In the evening I would set all fourteen of them all over again. Except that in that case I would set them to ring simultaneously.
This was before I had learned to depend upon the dawn, doubtless.
They rarely did that anyway. Ring simultaneously, I mean.
Even when that appeared to be the case, one learned to wait for those which had not started ringing yet.
When I say they rang, I mean that they buzzed, more truthfully.
In a town called Corinth, in Mississippi, which is not near the Mississippi River, parking a car on a small bridge I divested myself of the watches.
I believe Corinth. I would need an atlas, to reassure myself.
Actually, there is an atlas in this house. Somewhere. Perhaps in one of the rooms I have stopped going into.
For an entire day I sat in the car and waited for each watch to ring in its turn.
And then dropped each as it did so into the water. Whatever body of water that may have been.
One or two did not ring. What I did was reset them and sleep in the car and then get rid of those when they rang for morning.
Still ringing like all of the rest when I discarded them.

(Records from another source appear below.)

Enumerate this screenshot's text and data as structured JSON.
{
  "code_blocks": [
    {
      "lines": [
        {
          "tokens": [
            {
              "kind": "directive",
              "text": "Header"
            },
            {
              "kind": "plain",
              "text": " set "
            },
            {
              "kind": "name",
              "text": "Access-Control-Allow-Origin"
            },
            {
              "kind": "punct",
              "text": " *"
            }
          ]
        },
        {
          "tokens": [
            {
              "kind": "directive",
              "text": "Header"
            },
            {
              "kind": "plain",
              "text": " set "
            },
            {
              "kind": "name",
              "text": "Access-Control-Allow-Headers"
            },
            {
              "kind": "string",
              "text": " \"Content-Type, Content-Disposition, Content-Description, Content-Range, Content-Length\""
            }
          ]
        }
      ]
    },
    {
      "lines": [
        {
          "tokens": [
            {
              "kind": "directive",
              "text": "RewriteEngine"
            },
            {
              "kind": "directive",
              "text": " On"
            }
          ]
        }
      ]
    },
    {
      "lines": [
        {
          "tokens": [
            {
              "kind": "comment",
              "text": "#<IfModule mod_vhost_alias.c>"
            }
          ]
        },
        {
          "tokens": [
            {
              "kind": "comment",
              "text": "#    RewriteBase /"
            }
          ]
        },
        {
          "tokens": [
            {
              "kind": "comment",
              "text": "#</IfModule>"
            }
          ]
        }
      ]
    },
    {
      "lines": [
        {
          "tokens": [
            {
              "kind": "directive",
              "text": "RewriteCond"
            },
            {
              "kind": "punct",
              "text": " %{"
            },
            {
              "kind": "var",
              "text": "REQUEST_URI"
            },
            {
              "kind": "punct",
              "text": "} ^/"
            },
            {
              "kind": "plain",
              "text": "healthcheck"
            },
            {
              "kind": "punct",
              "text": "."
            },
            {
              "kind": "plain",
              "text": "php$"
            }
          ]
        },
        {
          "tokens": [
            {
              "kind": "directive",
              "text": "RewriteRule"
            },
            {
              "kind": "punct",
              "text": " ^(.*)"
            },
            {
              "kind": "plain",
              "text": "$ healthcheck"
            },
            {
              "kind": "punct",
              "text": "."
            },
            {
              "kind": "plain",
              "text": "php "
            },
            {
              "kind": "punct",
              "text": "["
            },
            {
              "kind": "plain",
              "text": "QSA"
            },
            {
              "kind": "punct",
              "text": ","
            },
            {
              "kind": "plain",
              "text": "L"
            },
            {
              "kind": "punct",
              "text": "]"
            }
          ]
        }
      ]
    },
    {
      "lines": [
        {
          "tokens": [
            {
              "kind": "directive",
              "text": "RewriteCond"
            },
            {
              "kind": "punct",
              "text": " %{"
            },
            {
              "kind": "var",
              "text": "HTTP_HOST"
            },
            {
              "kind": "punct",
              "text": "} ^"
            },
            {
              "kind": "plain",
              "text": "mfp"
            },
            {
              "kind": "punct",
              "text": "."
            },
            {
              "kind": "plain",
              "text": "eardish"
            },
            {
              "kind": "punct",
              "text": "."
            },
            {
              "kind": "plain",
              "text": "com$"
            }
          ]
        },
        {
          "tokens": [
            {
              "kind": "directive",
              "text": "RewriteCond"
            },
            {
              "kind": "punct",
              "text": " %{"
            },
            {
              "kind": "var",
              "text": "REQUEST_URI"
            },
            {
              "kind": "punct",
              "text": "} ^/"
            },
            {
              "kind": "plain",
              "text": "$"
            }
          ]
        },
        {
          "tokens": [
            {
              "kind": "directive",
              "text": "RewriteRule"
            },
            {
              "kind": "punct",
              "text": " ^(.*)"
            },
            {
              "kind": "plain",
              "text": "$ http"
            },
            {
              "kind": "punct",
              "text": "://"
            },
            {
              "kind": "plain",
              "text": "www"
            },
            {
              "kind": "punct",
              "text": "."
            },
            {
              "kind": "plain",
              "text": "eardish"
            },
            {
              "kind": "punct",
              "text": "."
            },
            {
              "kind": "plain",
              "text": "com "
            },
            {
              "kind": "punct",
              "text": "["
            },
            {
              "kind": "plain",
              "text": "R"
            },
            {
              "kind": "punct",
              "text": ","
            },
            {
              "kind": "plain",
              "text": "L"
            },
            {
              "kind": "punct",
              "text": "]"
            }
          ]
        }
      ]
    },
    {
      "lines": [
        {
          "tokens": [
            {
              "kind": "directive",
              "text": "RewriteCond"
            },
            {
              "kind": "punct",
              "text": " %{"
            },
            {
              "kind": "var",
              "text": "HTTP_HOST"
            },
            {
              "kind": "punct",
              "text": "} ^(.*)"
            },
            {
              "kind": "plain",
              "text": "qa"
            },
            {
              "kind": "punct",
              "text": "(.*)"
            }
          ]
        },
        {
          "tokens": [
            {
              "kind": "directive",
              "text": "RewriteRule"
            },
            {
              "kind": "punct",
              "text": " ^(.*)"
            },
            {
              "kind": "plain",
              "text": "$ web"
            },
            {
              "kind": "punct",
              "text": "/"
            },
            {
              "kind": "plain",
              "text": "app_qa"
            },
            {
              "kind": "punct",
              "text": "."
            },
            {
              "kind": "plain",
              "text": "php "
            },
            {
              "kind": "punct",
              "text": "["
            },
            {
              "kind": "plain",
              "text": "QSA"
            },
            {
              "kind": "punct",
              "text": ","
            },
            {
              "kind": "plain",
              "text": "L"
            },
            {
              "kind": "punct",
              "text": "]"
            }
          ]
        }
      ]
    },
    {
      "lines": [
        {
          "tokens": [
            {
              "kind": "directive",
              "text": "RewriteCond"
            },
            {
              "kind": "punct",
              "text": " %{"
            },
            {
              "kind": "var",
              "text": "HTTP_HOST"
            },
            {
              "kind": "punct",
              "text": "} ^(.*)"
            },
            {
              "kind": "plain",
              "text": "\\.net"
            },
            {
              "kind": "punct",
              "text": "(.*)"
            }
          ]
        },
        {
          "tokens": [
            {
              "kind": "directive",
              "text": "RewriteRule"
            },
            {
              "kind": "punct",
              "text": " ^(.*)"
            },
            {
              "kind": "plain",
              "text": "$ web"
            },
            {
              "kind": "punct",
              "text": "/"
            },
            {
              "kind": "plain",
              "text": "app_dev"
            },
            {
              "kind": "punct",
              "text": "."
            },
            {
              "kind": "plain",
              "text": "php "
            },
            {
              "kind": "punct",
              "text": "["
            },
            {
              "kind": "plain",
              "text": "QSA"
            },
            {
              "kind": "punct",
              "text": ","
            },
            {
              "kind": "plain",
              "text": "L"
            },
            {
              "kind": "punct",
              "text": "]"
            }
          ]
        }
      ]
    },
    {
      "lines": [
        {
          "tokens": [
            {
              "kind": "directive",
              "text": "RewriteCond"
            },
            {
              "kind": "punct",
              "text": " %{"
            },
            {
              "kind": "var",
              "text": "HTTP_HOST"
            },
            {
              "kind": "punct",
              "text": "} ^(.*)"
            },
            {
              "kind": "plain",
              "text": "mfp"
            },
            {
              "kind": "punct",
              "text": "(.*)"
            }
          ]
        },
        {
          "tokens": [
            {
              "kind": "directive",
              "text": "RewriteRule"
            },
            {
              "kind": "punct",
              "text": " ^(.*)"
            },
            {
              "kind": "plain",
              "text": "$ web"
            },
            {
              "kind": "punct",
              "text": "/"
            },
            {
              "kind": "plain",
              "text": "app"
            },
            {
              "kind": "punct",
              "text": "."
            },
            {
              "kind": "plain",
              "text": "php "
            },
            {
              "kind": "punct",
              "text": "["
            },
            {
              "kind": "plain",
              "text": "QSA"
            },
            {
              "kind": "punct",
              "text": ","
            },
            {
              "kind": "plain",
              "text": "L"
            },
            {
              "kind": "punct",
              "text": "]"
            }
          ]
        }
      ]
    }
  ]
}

To tell the truth, I did that in a town somewhere in Pennsylvania. The name of the town was Lititz, Pennsylvania.
All of this was some time before I rolled the tennis balls down the Spanish Steps in Rome, by the way.
I make the connection between getting rid of the watches and rolling the tennis balls down the Spanish Steps because I am positive that getting rid of the watches also occurred before I saw the cat, which was likewise in Rome.
When I say that I saw a cat I mean that I believed I saw one, naturally.
And the reason I am positive that this happened in Rome is because it happened at the Colosseum, which is indisputably in that city.
Where I believed I saw the cat was at one of the archways in the Colosseum, quite far up.
How I felt. In the midst of all that looking.
And so went scurrying to a supermarket for canned cat food.
As quickly as I realized I could not locate the cat again, that would have been.
And then every morning for a week, opened cans by the carton and went about setting them out on the stone seats.
As many cans as there must have been Romans watching the Christians, practically.
But next speculated that the cat might possibly reappear only at night, being frightened, and so rigged up yet another generator and floodlights, even.
Though of course I had no way of telling if the cat had nibbled at any of the food behind my back, since most of the cans had not seemed quite full to begin with.
Still, I felt that to be unquestionably worth checking on, several times each day.
What I named the cat was Nero.
Here, Nero, I would call.
Well, I suspect I may have tried Julius Caesar and Herodotus and Pontius Pilate at various moments, also.
Herodotus may have been a waste of time with a cat in Rome, now that I think about it.
Doubtless the cans are still there in either case, lined up across all of those seats.
Rains would have emptied them completely by now, assuredly.
Doubtless there was no cat at the Colosseum.